In short: AI is getting good at some very hard math problems, so it is starting to overlap with work often done by top students, but it still cannot reliably check its own proofs.
Some AI systems can now solve math problems at the level of major competitions. DeepMind said its AlphaProof and AlphaGeometry 2 systems solved 4 of 6 problems on the 2024 International Mathematical Olympiad, scoring like a silver medalist.
Researchers are also building larger test sets to see how steady that performance really is. MIT’s MathNet collection has over 30,000 proof-based Olympiad-style problems. On a 6,400-problem benchmark from MathNet, GPT-5 scored about 69.3%, which means it still missed nearly 1 in 3 problems. Results got worse when problems used diagrams, which is like asking the AI to read a picture, not just text.

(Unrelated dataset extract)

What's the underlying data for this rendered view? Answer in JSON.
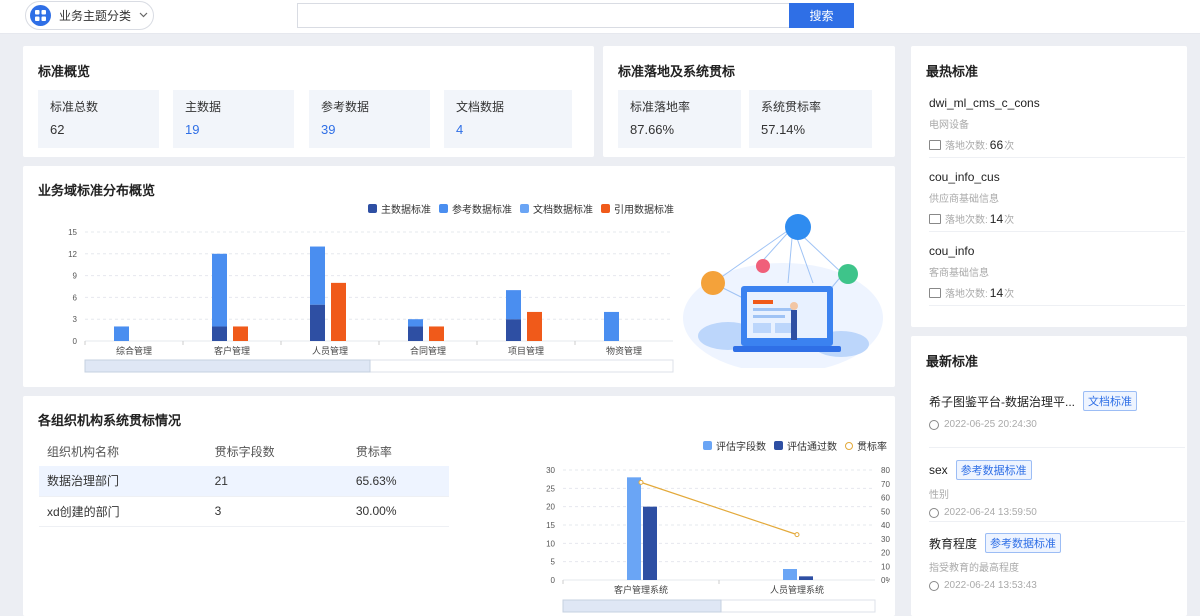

AI is also beginning to help with narrow research tasks. A Caltech-led team used an AI method designed for very long chains of reasoning to solve two families of problems linked to the Andrews–Curtis conjecture. It did not solve the main conjecture, but it closed subproblems that had been open for 25 to 44 years.
At the same time, recent tests on fresh USAMO problems found that several top models scored under 5%. Reviewers said a common failure is that models produce confident-looking proofs with gaps, instead of noticing they are wrong.
For young mathematicians, this likely raises the bar for what counts as “impressive” in routine problem solving. Schools, contests, and hiring committees may put more weight on choosing good questions, explaining ideas clearly, and checking work carefully, especially because AI can sound sure even when it is mistaken.